Four years later, Scott Reuben, a prominent Massachusetts anesthesiologist and researcher, was found to have faked data in at least 21 studies. Several of them touted positive results from popular painkiller medications. Reuben received six months in prison.
Currently, no national or international database of scientific retractions exists. The blog Retraction Watch, run by the Center for Scientific Integrity, does keep an unofficial list of the worst offenders.
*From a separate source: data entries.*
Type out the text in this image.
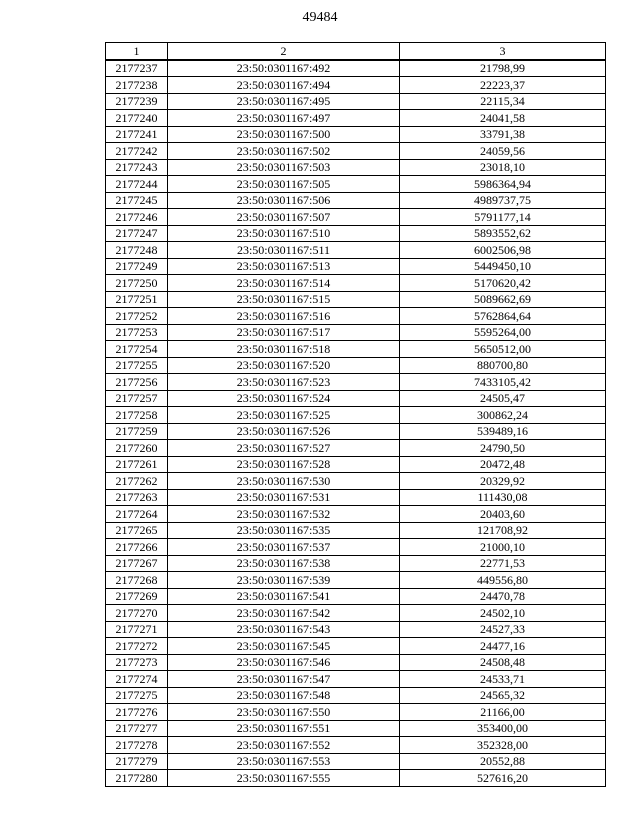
49484
1	2	3
2177237	23:50:0301167:492	21798,99
2177238	23:50:0301167:494	22223,37
2177239	23:50:0301167:495	22115,34
2177240	23:50:0301167:497	24041,58
2177241	23:50:0301167:500	33791,38
2177242	23:50:0301167:502	24059,56
2177243	23:50:0301167:503	23018,10
2177244	23:50:0301167:505	5986364,94
2177245	23:50:0301167:506	4989737,75
2177246	23:50:0301167:507	5791177,14
2177247	23:50:0301167:510	5893552,62
2177248	23:50:0301167:511	6002506,98
2177249	23:50:0301167:513	5449450,10
2177250	23:50:0301167:514	5170620,42
2177251	23:50:0301167:515	5089662,69
2177252	23:50:0301167:516	5762864,64
2177253	23:50:0301167:517	5595264,00
2177254	23:50:0301167:518	5650512,00
2177255	23:50:0301167:520	880700,80
2177256	23:50:0301167:523	7433105,42
2177257	23:50:0301167:524	24505,47
2177258	23:50:0301167:525	300862,24
2177259	23:50:0301167:526	539489,16
2177260	23:50:0301167:527	24790,50
2177261	23:50:0301167:528	20472,48
2177262	23:50:0301167:530	20329,92
2177263	23:50:0301167:531	111430,08
2177264	23:50:0301167:532	20403,60
2177265	23:50:0301167:535	121708,92
2177266	23:50:0301167:537	21000,10
2177267	23:50:0301167:538	22771,53
2177268	23:50:0301167:539	449556,80
2177269	23:50:0301167:541	24470,78
2177270	23:50:0301167:542	24502,10
2177271	23:50:0301167:543	24527,33
2177272	23:50:0301167:545	24477,16
2177273	23:50:0301167:546	24508,48
2177274	23:50:0301167:547	24533,71
2177275	23:50:0301167:548	24565,32
2177276	23:50:0301167:550	21166,00
2177277	23:50:0301167:551	353400,00
2177278	23:50:0301167:552	352328,00
2177279	23:50:0301167:553	20552,88
2177280	23:50:0301167:555	527616,20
Of the top-30 -- 28 of them are male -- by far the most retractions belong to Yoshitaka Fujii, with a mind-blowing 183. An anesthesiologist, formerly of Toho University in Tokyo, Fujii's fraudulent research on responses to drugs after surgery, spanned 20 years.
Fujii published the results of as many as a dozen randomized clinical trials in one year -- several times. “It’s impossible to publish so many,” German anesthesiologist Peter Kranke told the journal Nature in 2012. “If you just look at mere output, everybody who has performed at least one clinical trial should have some suspicion.”
Ivan Orlansky, the executive director of the Center for Scientific Integrity, which runs the retraction watch blog, recently announced plans to finally track research misconduct. He said his nonprofit would partner with the nonprofit Center for Open Science "to create a database of retractions designed to reduce waste in science and allow scholars to study the scientific literature in order to promote scientific integrity."